As of 4 September, the initial advance of the Kani brigade and allies into areas of southern Tripoli had been significantly slowed, but some fighting was ongoing. UNSMIL held a meeting on 4 September with all involved parties to try and reach a ceasefire agreement. In a statement published late on 4 September, UNSMIL said that a ceasefire agreement was reached by all parties to end all hostilities, protect civilians, safeguard property and reopen Mitiga airport.
There are five main GNA-affiliated Tripoli militias – the Tripoli Revolutionary Brigade (TRB), Abu Salim’s Central Security Brigade (Abdulghani al-Kikli aka Ghneiwa’s militia), the 301 Brigade, the Special Deterrence Forces (Rada) and the Nawasi Brigade – more recently referred to as the ‘Tripoli Cartel’. These militias’ expanding grip over political, economic and security levers in the capital over the last 2 years is likely the key trigger for the military campaign against them by other forces in the western region.
Although Misrata and Zintan fought on opposite sides of the 2014 Dawn-Dignity conflict in Tripoli, in May this year the three cities signed a peace agreement and have long been suspected of planning some sort of move on the capital to wrestle away the Tripoli cartel’s monopoly over state resources, infrastructure and political clout (through the GNA). The Kani brigade has been primarily fighting against the TRB, Gheniwa, and the 301 Brigade, as the areas of southern Tripoli it has advanced into are controlled by these three militias. The Nawasi brigade (which controls the port and other areas of central Tripoli) and Rada (which controls much of eastern Tripoli including Mitiga airport) have also deployed some of their fighters to the frontline with the Kani brigade and allies in southern Tripoili, although Rada has prioritised protecting its prison at Mitigia.
On 1 September, the Bunyan al-Marsus (BM) forces and the Misratan Counter Terrorism Unit (CTU), both formations established by the GNA, deployed to Tripoli in large numbers at the GNA’s request to help secure Tripoli, especially the prison housing ISIS prisoners run by Rada. So far, these forces do not appear to have joined in the fighting against the Kani brigade or Badi’s forces. Indeed, the CTU force is reported to be currently camped in Tajoura with Rada’s rivals (Rada and Tajouri forces have a history of rivalry and clashes). Cooperation talks between CT and Rada are said to be fragile and could collapse if a ceasefire arrangement is not reached.
Interestingly, on 1 September Mohammed El Haddad, the GNA’s Military Commander of the Central Region from Misrata, was said to be abducted in Misrata, before remerging late that night from an alleged kidnapping. Al Haddad’s disappearance prevented him from undertaking the task of leading a ‘peacekeeping’ force that would ensure a ceasefire between all the forces.

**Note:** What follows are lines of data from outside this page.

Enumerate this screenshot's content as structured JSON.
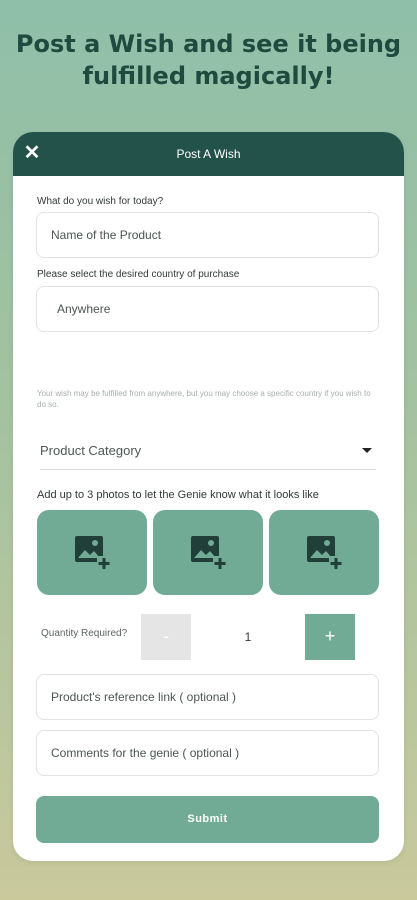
{
  "headline": {
    "line1": "Post a Wish and see it being",
    "line2": "fulfilled magically!"
  },
  "header": {
    "title": "Post A Wish",
    "close_icon": "close-icon"
  },
  "form": {
    "wish_label": "What do you wish for today?",
    "product_placeholder": "Name of the Product",
    "country_label": "Please select the desired country of purchase",
    "country_value": "Anywhere",
    "country_hint": "Your wish may be fulfilled from anywhere, but you may choose a specific country if you wish to do so.",
    "category_placeholder": "Product Category",
    "photos_label": "Add up to 3 photos to let the Genie know what it looks like",
    "photo_icon": "add-photo-icon",
    "quantity_label": "Quantity Required?",
    "quantity_minus": "-",
    "quantity_value": "1",
    "quantity_plus": "+",
    "reference_placeholder": "Product's reference link ( optional )",
    "comments_placeholder": "Comments for the genie ( optional )",
    "submit_label": "Submit"
  },
  "colors": {
    "header_bg": "#23524a",
    "accent": "#71ab95",
    "headline_text": "#1e4a3f"
  }
}
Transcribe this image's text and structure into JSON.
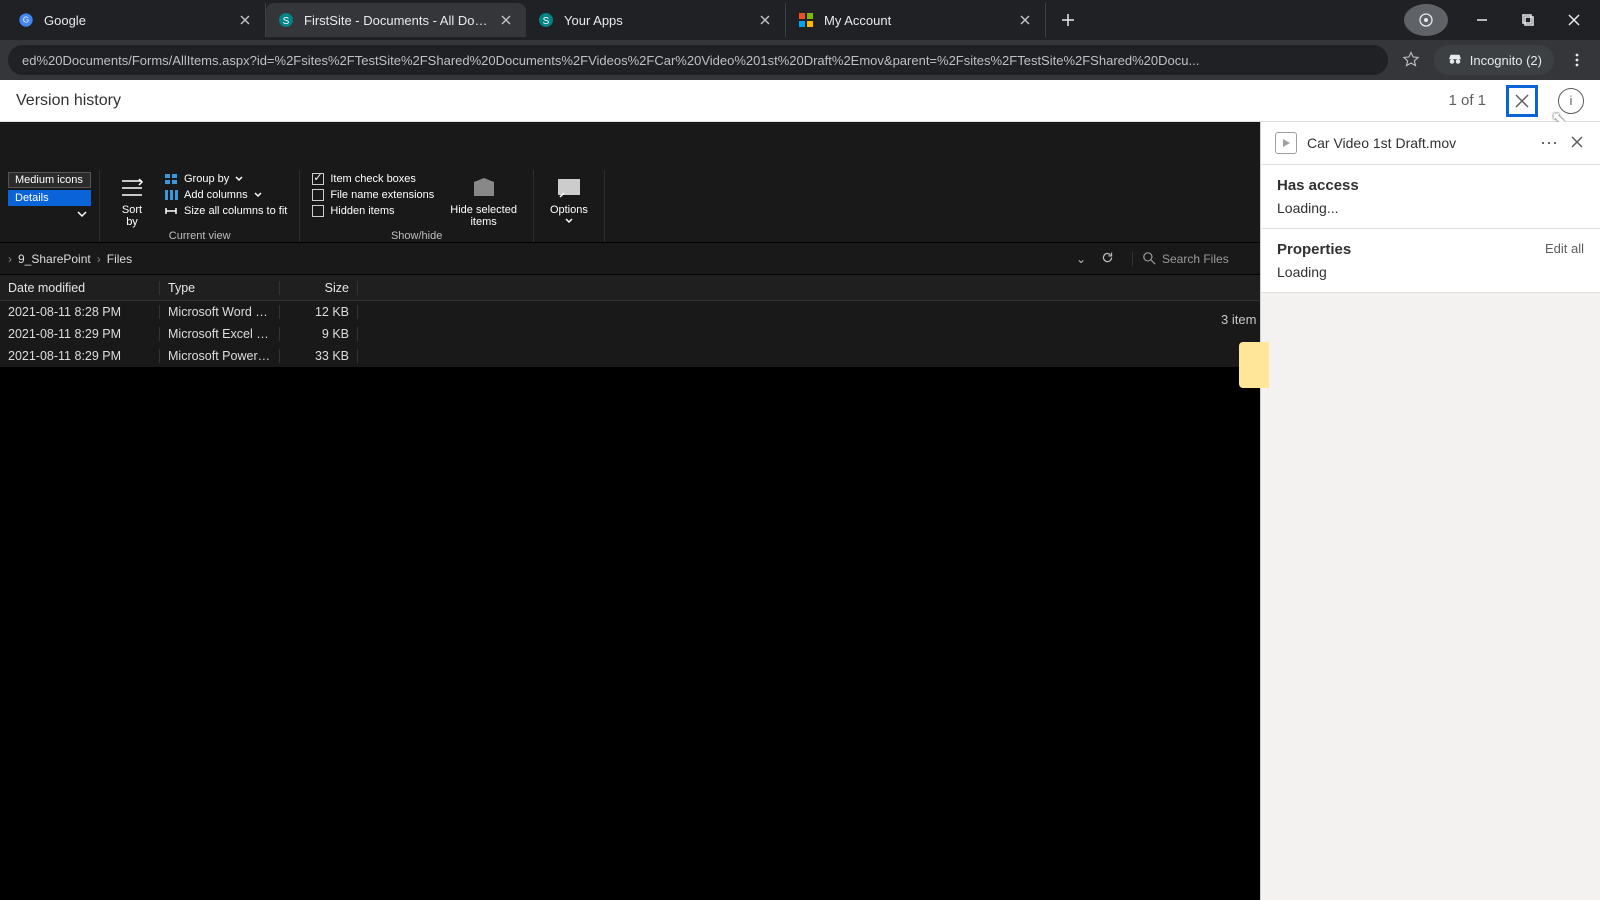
{
  "chrome": {
    "tabs": [
      {
        "label": "Google",
        "icon": "google"
      },
      {
        "label": "FirstSite - Documents - All Docu",
        "icon": "sharepoint"
      },
      {
        "label": "Your Apps",
        "icon": "sharepoint"
      },
      {
        "label": "My Account",
        "icon": "microsoft"
      }
    ],
    "url": "ed%20Documents/Forms/AllItems.aspx?id=%2Fsites%2FTestSite%2FShared%20Documents%2FVideos%2FCar%20Video%201st%20Draft%2Emov&parent=%2Fsites%2FTestSite%2FShared%20Docu...",
    "incognito": "Incognito (2)"
  },
  "sp": {
    "title": "Version history",
    "counter": "1 of 1"
  },
  "ribbon": {
    "layout": {
      "medium": "Medium icons",
      "details": "Details",
      "sort": "Sort\nby",
      "group": "Group by",
      "addcols": "Add columns",
      "fit": "Size all columns to fit",
      "group_label": "Current view"
    },
    "showhide": {
      "checkboxes": "Item check boxes",
      "ext": "File name extensions",
      "hidden": "Hidden items",
      "hidesel": "Hide selected\nitems",
      "group_label": "Show/hide"
    },
    "options": "Options"
  },
  "addr": {
    "crumb1": "9_SharePoint",
    "crumb2": "Files",
    "search_ph": "Search Files"
  },
  "table": {
    "cols": {
      "date": "Date modified",
      "type": "Type",
      "size": "Size"
    },
    "rows": [
      {
        "date": "2021-08-11 8:28 PM",
        "type": "Microsoft Word D...",
        "size": "12 KB"
      },
      {
        "date": "2021-08-11 8:29 PM",
        "type": "Microsoft Excel W...",
        "size": "9 KB"
      },
      {
        "date": "2021-08-11 8:29 PM",
        "type": "Microsoft PowerP...",
        "size": "33 KB"
      }
    ],
    "summary": "3 item"
  },
  "panel": {
    "filename": "Car Video 1st Draft.mov",
    "access_h": "Has access",
    "access_v": "Loading...",
    "props_h": "Properties",
    "props_v": "Loading",
    "edit": "Edit all"
  }
}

The GNA-aligned Zintani forces under the command of Emad Trabelsi have also reportedly been instructed by the GNA to protect key infrastructure and sites in western Tripoli, but it remains unclear what their role is. Again, it appears they have not joined the frontline against the Kani brigade. The Amazigh Mobile Force in western Tripoli has also reportedly mobilized ready to defend their area, but have not yet joined in the fighting.
On 2 September, the GNA’s Ministry of Justice confirmed that 400 serious criminals had been broken out of the Ruwaimi prison in Ain Zara, where some of the fighting is happening. No one has claim responsibility for this move.
It appears both sides have been using heavy weaponry including mortars and missiles, with projectiles often landing in heavily populated residential areas far away from the fighting. As of 4 September, the Tripoli Ministry of Health figures report said there have been 50 deaths and 138 injuries so far as a result of the clashes. Fighting has also damaged key power and fuel infrastructure, triggering widespread looting, shutting down major markets, raising prices and proliferating rival checkpoints which threaten security and mobility in vital areas around Tripoli. As well as the fighting itself, different factions and militias have been quick to blame other parties for the damage and death caused by the ongoing fighting and irresponsible use of weapons.